‘Rotating’ Audit Companies, Increasing Independence Pushed
The Public Company Accounting Oversight Board (PCAOB) will issue a concept release seeking public comment on ways that auditor independence, objectivity and professional skepticism can be enhanced, including through mandatory rotation of audit companies.
PCAOB previously attended the Sino-U.S. Symposium on Audit Oversight in Beijing along with officials of the China Securities Regulatory Commission, the Chinese Ministry of Finance, and the U.S. Securities and Exchange Commission, representing regulators’ attempt at defining the future of audit regulations.
Mandatory audit firm rotation means that the number of consecutive years for which a registered public accounting firm could serve as the auditor of a public company would be limited.
PCAOB Chairman James Doty said: “One cannot talk about audit quality without discussing independence, skepticism and objectivity. Any serious discussion of these qualities must take into account the fundamental conflict of the audit client paying the auditor.
“The reason to consider auditor term limits is that they may reduce the pressure auditors face to develop and protect long-term client relationships to the detriment of investors and our capital markets.”

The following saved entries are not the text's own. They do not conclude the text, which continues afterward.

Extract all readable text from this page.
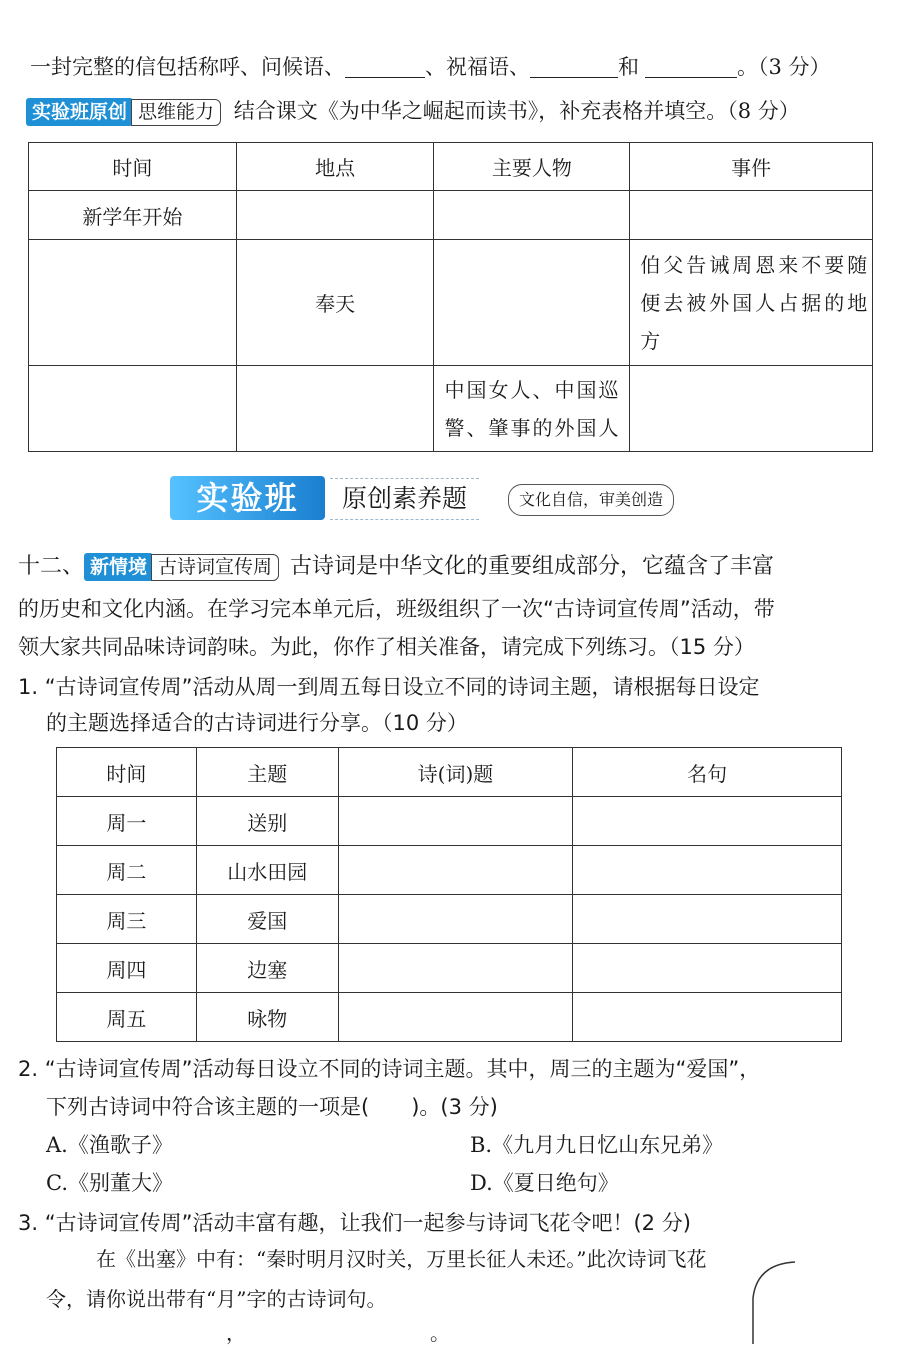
一封完整的信包括称呼、问候语、	、祝福语、	和	。（3 分）
实验班原创 思维能力 结合课文《为中华之崛起而读书》，补充表格并填空。（8 分）
时间	地点	主要人物	事件
新学年开始			
	奉天		伯父告诫周恩来不要随便去被外国人占据的地方
		中国女人、中国巡警、肇事的外国人	
实验班	原创素养题	文化自信，审美创造
十二、 新情境 古诗词宣传周 古诗词是中华文化的重要组成部分，它蕴含了丰富
的历史和文化内涵。在学习完本单元后，班级组织了一次“古诗词宣传周”活动，带
领大家共同品味诗词韵味。为此，你作了相关准备，请完成下列练习。（15 分）
1. “古诗词宣传周”活动从周一到周五每日设立不同的诗词主题，请根据每日设定
的主题选择适合的古诗词进行分享。（10 分）
时间	主题	诗(词)题	名句
周一	送别		
周二	山水田园		
周三	爱国		
周四	边塞		
周五	咏物		
2. “古诗词宣传周”活动每日设立不同的诗词主题。其中，周三的主题为“爱国”，
下列古诗词中符合该主题的一项是(　　)。(3 分)
A.《渔歌子》	B.《九月九日忆山东兄弟》
C.《别董大》	D.《夏日绝句》
3. “古诗词宣传周”活动丰富有趣，让我们一起参与诗词飞花令吧！(2 分)
在《出塞》中有：“秦时明月汉时关，万里长征人未还。”此次诗词飞花
令，请你说出带有“月”字的古诗词句。
，	。
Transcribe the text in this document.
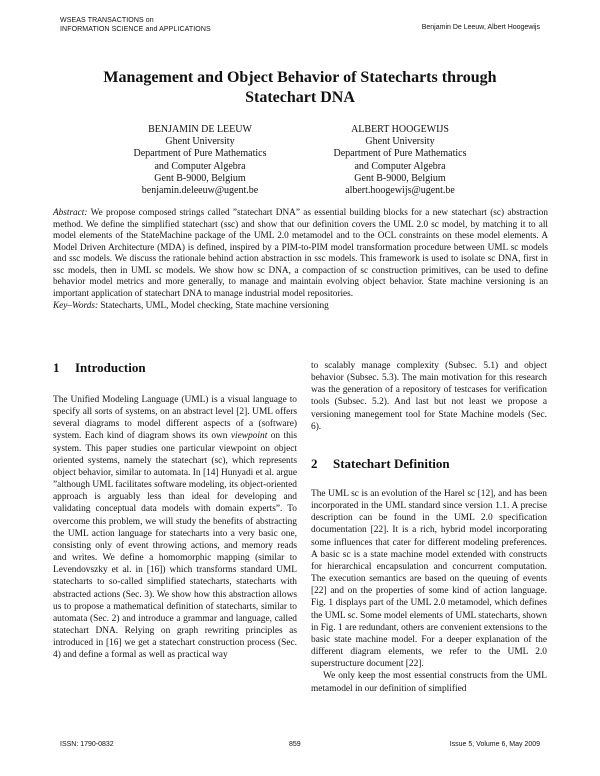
WSEAS TRANSACTIONS on
INFORMATION SCIENCE and APPLICATIONS	Benjamin De Leeuw, Albert Hoogewijs
Management and Object Behavior of Statecharts through
Statechart DNA
BENJAMIN DE LEEUW
Ghent University
Department of Pure Mathematics
and Computer Algebra
Gent B-9000, Belgium
benjamin.deleeuw@ugent.be
ALBERT HOOGEWIJS
Ghent University
Department of Pure Mathematics
and Computer Algebra
Gent B-9000, Belgium
albert.hoogewijs@ugent.be
Abstract: We propose composed strings called ”statechart DNA” as essential building blocks for a new statechart (sc) abstraction method. We define the simplified statechart (ssc) and show that our definition covers the UML 2.0 sc model, by matching it to all model elements of the StateMachine package of the UML 2.0 metamodel and to the OCL constraints on these model elements. A Model Driven Architecture (MDA) is defined, inspired by a PIM-to-PIM model transformation procedure between UML sc models and ssc models. We discuss the rationale behind action abstraction in ssc models. This framework is used to isolate sc DNA, first in ssc models, then in UML sc models. We show how sc DNA, a compaction of sc construction primitives, can be used to define behavior model metrics and more generally, to manage and maintain evolving object behavior. State machine versioning is an important application of statechart DNA to manage industrial model repositories.
Key–Words: Statecharts, UML, Model checking, State machine versioning
1 Introduction

The Unified Modeling Language (UML) is a visual language to specify all sorts of systems, on an abstract level [2]. UML offers several diagrams to model different aspects of a (software) system. Each kind of diagram shows its own viewpoint on this system. This paper studies one particular viewpoint on object oriented systems, namely the statechart (sc), which represents object behavior, similar to automata. In [14] Hunyadi et al. argue ”although UML facilitates software modeling, its object-oriented approach is arguably less than ideal for developing and validating conceptual data models with domain experts”. To overcome this problem, we will study the benefits of abstracting the UML action language for statecharts into a very basic one, consisting only of event throwing actions, and memory reads and writes. We define a homomorphic mapping (similar to Levendovszky et al. in [16]) which transforms standard UML statecharts to so-called simplified statecharts, statecharts with abstracted actions (Sec. 3). We show how this abstraction allows us to propose a mathematical definition of statecharts, similar to automata (Sec. 2) and introduce a grammar and language, called statechart DNA. Relying on graph rewriting principles as introduced in [16] we get a statechart construction process (Sec. 4) and define a formal as well as practical way

to scalably manage complexity (Subsec. 5.1) and object behavior (Subsec. 5.3). The main motivation for this research was the generation of a repository of testcases for verification tools (Subsec. 5.2). And last but not least we propose a versioning manegement tool for State Machine models (Sec. 6).

2 Statechart Definition

The UML sc is an evolution of the Harel sc [12], and has been incorporated in the UML standard since version 1.1. A precise description can be found in the UML 2.0 specification documentation [22]. It is a rich, hybrid model incorporating some influences that cater for different modeling preferences. A basic sc is a state machine model extended with constructs for hierarchical encapsulation and concurrent computation. The execution semantics are based on the queuing of events [22] and on the properties of some kind of action language. Fig. 1 displays part of the UML 2.0 metamodel, which defines the UML sc. Some model elements of UML statecharts, shown in Fig. 1 are redundant, others are convenient extensions to the basic state machine model. For a deeper explanation of the different diagram elements, we refer to the UML 2.0 superstructure document [22].

We only keep the most essential constructs from the UML metamodel in our definition of simplified

ISSN: 1790-0832	859	Issue 5, Volume 6, May 2009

According to PCAOB, rotation of audit companies has been discussed at various times since the 1970s. The concept release noted that proponents of rotation believe that “setting a term limit on the audit relationship could free the auditor, to a significant degree, from the effects of client pressure and offer an opportunity for a fresh look at the company’s financial reporting.”
The concept release added that opponents to the proposition have otherwise expressed concerns about the costs of changing auditors and believed that audit quality may suffer in the early years of an engagement and that rotation could exacerbate this phenomenon.
The concept release invites commenters to respond to specific questions, including, for example, whether PCAOB should consider a rotation requirement only for audit tenures of more than 10 years or only for the largest issuer audits.
The concept release also seeks comment on whether there are other measures that could enhance auditor independence, objectivity and professional skepticism, until December 14 this year.
The Board will also convene a public roundtable on auditor independence and mandatory audit firm rotation in March 2012. Additional details about the roundtable will be announced at a later date.